Cependant, Les Yeux de Julia ne peut s'empêcher d'être charmant dans ses idées étonnantes et réussies : en masquant le visage des autres personnages par jeu de dévoilement proche du Sixième Sens, en réunissant présent, passé, réalité et fantasme dans de très beaux mouvements de caméra ou en basant une scène de suspens sur les flashs répétitifs d'un appareil photo (le cinéma n'est pas loin...), Morales parvient à surprendre malgré les archétypes qui jaunissent un peu l'ensemble. A l'instar de son climax - obligeant Julia a faire croire qu'elle est aveugle à son bourreau - le film s'avère réussi, moins éprouvant que ses prédécesseurs, mais en bon présage pour les suivants.

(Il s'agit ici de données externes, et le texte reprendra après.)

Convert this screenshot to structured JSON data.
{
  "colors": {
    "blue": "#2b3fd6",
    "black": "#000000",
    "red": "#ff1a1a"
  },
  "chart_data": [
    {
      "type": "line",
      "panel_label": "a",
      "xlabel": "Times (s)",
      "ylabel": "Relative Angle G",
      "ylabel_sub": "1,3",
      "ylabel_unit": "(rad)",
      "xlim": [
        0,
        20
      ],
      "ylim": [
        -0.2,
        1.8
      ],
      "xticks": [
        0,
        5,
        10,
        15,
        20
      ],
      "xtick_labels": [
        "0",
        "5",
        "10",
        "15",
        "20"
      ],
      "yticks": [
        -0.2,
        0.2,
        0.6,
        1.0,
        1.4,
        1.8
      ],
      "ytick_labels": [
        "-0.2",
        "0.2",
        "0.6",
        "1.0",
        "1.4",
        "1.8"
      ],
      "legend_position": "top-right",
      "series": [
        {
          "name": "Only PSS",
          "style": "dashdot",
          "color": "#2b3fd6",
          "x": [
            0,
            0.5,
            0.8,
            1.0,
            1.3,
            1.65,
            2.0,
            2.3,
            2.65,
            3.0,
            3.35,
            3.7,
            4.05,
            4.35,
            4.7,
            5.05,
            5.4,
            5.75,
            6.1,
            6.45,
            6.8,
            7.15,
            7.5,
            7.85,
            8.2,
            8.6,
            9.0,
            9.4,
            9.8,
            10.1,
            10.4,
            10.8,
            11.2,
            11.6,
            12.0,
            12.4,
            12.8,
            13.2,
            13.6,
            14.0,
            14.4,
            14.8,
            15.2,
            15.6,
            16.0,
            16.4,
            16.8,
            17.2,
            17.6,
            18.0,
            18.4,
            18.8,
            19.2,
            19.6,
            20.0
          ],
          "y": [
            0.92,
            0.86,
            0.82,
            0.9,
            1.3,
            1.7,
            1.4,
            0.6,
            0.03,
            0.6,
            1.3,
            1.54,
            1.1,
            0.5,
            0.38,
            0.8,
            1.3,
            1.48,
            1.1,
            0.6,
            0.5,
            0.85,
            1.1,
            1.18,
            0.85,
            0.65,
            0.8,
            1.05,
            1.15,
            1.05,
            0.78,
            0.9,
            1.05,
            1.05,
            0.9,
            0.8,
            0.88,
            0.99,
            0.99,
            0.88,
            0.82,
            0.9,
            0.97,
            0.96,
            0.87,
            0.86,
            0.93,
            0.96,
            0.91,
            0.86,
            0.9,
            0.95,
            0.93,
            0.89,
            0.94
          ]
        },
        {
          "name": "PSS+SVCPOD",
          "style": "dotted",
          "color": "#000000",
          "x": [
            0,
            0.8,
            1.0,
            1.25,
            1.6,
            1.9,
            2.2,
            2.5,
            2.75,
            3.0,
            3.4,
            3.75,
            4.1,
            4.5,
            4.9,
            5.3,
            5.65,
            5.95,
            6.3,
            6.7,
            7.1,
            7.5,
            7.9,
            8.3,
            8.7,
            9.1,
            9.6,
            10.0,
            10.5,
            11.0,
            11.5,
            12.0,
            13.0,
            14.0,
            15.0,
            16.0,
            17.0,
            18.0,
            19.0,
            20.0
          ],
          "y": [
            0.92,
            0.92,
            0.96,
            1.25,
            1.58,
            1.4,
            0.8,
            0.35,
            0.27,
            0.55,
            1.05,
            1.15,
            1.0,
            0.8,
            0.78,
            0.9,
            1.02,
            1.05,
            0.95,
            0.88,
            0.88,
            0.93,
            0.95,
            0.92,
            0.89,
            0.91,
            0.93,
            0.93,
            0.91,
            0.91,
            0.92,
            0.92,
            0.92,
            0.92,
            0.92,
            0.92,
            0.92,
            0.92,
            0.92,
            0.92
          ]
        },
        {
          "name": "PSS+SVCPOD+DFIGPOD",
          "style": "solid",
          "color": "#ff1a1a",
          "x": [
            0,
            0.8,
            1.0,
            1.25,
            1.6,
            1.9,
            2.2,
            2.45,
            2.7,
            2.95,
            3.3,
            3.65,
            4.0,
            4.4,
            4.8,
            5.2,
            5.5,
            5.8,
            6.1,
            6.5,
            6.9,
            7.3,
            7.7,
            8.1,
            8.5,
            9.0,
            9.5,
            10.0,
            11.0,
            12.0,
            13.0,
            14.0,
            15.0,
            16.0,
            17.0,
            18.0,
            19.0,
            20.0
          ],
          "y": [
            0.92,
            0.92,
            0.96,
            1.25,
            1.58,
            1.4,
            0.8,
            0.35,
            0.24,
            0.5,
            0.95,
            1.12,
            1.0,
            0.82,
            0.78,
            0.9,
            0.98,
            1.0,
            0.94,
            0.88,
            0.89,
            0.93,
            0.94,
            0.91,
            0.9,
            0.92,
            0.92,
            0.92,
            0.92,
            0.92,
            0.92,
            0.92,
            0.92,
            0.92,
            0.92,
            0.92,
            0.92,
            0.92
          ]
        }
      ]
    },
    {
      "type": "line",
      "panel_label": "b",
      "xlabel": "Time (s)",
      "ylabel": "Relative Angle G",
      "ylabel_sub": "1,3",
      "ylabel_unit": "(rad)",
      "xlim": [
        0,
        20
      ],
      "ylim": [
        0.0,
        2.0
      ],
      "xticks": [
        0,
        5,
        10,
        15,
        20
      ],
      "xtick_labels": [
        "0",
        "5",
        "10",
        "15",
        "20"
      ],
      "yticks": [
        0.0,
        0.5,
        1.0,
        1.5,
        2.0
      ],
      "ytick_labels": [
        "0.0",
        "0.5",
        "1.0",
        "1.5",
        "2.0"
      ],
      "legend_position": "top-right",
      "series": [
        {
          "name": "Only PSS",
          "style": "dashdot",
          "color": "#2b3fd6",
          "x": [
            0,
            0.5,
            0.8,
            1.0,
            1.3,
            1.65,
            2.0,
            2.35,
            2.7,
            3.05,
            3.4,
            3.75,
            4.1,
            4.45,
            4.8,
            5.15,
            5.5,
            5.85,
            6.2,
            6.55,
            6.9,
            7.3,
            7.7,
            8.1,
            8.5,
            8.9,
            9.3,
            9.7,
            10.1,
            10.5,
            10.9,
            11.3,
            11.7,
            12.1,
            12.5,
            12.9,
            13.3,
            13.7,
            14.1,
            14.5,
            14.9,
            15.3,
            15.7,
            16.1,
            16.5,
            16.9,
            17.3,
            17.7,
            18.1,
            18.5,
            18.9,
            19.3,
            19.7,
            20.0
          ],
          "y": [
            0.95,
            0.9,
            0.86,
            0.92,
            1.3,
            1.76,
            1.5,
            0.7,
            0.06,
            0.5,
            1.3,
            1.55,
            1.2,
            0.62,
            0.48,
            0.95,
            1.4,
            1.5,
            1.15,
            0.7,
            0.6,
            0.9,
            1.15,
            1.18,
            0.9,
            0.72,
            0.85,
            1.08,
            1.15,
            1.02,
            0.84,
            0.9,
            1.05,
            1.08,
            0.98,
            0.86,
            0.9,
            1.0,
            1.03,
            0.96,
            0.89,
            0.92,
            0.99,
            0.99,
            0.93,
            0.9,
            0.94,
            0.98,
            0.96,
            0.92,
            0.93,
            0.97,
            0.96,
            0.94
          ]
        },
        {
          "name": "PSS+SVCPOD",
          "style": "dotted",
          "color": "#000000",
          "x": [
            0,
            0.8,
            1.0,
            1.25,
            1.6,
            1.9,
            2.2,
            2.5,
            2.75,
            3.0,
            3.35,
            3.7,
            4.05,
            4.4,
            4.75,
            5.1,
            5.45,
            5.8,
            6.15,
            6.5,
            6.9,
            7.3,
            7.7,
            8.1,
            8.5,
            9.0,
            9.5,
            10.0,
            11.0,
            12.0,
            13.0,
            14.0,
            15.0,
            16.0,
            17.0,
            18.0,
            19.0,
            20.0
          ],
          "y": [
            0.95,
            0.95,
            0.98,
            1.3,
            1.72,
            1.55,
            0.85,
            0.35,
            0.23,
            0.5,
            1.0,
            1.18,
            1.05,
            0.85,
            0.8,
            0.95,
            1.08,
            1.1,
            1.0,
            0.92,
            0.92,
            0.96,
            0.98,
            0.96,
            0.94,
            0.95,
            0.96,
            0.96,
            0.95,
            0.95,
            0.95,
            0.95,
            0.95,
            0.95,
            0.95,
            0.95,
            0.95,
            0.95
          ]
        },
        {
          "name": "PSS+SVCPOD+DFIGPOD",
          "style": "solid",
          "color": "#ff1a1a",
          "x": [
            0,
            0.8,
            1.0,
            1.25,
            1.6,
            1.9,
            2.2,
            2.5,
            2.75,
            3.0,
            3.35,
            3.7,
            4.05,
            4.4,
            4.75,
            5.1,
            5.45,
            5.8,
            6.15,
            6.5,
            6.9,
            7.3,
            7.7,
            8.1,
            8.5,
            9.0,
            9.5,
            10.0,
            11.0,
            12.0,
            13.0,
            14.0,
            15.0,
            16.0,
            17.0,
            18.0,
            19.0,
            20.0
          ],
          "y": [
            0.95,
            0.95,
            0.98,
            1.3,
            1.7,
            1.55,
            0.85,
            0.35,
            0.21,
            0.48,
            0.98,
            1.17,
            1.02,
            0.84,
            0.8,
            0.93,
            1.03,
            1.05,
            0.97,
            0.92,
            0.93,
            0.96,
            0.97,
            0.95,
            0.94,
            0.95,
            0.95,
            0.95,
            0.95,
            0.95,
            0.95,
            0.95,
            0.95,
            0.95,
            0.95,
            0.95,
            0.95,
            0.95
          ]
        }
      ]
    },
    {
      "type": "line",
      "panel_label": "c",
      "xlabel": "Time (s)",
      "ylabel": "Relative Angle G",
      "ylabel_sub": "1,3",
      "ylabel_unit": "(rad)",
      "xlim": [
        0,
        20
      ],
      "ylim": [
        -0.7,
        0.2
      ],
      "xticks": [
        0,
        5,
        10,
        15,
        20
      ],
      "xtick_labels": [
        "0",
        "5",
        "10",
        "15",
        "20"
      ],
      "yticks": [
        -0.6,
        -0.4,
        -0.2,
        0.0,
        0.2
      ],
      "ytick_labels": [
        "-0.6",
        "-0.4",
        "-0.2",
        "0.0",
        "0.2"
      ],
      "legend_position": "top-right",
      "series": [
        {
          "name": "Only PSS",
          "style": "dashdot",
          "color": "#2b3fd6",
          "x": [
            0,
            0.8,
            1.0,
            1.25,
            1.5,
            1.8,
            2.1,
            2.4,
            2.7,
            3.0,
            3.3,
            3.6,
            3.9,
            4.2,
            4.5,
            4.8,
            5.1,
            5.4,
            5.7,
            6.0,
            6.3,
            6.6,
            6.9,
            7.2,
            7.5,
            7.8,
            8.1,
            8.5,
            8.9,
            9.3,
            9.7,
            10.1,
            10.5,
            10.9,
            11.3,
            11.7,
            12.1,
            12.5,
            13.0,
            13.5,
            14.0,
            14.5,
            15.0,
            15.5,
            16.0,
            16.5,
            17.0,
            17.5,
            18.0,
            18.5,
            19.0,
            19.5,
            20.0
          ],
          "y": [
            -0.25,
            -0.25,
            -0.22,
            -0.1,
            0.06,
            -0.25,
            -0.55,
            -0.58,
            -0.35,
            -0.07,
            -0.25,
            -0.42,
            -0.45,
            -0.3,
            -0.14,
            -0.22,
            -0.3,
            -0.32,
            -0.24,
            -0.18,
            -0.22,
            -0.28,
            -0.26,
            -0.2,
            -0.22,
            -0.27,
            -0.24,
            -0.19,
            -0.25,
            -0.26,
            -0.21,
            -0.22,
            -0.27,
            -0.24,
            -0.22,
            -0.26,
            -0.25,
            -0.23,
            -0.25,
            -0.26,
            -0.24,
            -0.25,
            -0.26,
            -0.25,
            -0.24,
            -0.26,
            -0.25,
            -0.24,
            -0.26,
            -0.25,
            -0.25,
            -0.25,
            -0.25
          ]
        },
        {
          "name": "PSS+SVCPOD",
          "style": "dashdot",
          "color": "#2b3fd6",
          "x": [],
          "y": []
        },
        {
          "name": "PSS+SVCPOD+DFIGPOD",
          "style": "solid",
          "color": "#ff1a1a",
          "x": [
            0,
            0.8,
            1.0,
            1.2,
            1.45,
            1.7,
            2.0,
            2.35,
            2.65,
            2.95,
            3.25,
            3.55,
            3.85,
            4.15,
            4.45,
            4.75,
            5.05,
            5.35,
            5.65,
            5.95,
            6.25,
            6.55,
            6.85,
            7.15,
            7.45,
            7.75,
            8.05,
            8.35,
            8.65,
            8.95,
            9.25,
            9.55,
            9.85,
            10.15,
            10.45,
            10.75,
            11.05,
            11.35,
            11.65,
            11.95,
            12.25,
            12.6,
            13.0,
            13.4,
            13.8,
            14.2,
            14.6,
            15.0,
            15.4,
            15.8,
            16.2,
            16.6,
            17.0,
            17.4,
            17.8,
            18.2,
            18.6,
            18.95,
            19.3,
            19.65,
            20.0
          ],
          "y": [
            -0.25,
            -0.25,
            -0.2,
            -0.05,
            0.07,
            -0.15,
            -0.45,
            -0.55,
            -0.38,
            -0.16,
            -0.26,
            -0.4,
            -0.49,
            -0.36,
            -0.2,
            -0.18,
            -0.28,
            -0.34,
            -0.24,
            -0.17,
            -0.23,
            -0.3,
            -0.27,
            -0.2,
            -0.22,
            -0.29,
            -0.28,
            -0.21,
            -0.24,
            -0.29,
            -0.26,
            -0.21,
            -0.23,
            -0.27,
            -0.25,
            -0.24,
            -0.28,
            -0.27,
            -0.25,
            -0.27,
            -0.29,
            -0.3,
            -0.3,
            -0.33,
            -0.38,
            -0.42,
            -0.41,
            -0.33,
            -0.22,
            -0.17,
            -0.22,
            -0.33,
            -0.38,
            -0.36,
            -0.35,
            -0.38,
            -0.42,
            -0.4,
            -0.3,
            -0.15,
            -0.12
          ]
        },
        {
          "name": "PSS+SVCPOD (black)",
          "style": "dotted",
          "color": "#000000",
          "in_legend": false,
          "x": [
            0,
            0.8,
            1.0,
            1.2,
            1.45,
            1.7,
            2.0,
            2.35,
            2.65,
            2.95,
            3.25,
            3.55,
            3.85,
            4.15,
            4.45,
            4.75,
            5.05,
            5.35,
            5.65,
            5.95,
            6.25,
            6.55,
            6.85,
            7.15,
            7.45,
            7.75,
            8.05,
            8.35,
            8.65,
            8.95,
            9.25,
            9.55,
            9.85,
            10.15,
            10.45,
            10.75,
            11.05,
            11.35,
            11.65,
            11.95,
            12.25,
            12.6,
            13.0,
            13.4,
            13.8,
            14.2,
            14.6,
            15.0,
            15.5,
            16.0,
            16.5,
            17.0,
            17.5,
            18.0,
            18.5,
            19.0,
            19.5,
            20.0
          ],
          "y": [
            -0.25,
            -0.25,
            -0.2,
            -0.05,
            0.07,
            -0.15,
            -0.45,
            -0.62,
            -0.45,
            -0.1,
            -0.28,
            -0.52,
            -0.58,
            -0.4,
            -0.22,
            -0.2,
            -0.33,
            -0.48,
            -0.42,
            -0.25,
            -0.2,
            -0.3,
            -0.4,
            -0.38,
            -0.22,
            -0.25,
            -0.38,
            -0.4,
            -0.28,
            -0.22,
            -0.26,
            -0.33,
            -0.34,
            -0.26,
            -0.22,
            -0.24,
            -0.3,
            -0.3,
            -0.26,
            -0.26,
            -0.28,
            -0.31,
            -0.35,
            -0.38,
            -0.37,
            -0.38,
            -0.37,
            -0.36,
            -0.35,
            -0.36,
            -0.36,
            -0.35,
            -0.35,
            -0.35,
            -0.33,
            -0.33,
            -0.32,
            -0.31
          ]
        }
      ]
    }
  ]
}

Réalisé par Guillem Morales
Avec Belén Rueda, Lluis Homar, Julia Gutiérrez Caba
Film espagnol | Durée : 1h56
Date de sortie en France : 22 Décembre 2010
29 décembre 2010
Les Yeux de Julia
14:06
Jérémy
3 avis gentiment partagé(s):
Un film que j'aurais voulu voir, mais pas de copie à Dijon...
Oui le nombre de copies est assez restreint, la faute à une production moins importante que pour Los Otros, Le Labyrinthe de Pan ou L'Orphelinat qui étaient sortis un peu partout. Dommage, car je pense que ce film a sa place entre ces derniers.
Il n'est resté qu'une semaine à Lyon, et vu que je suis parti pour les fêtes, j'ai plus qu'à faire une croix dessus aussi. Dommage.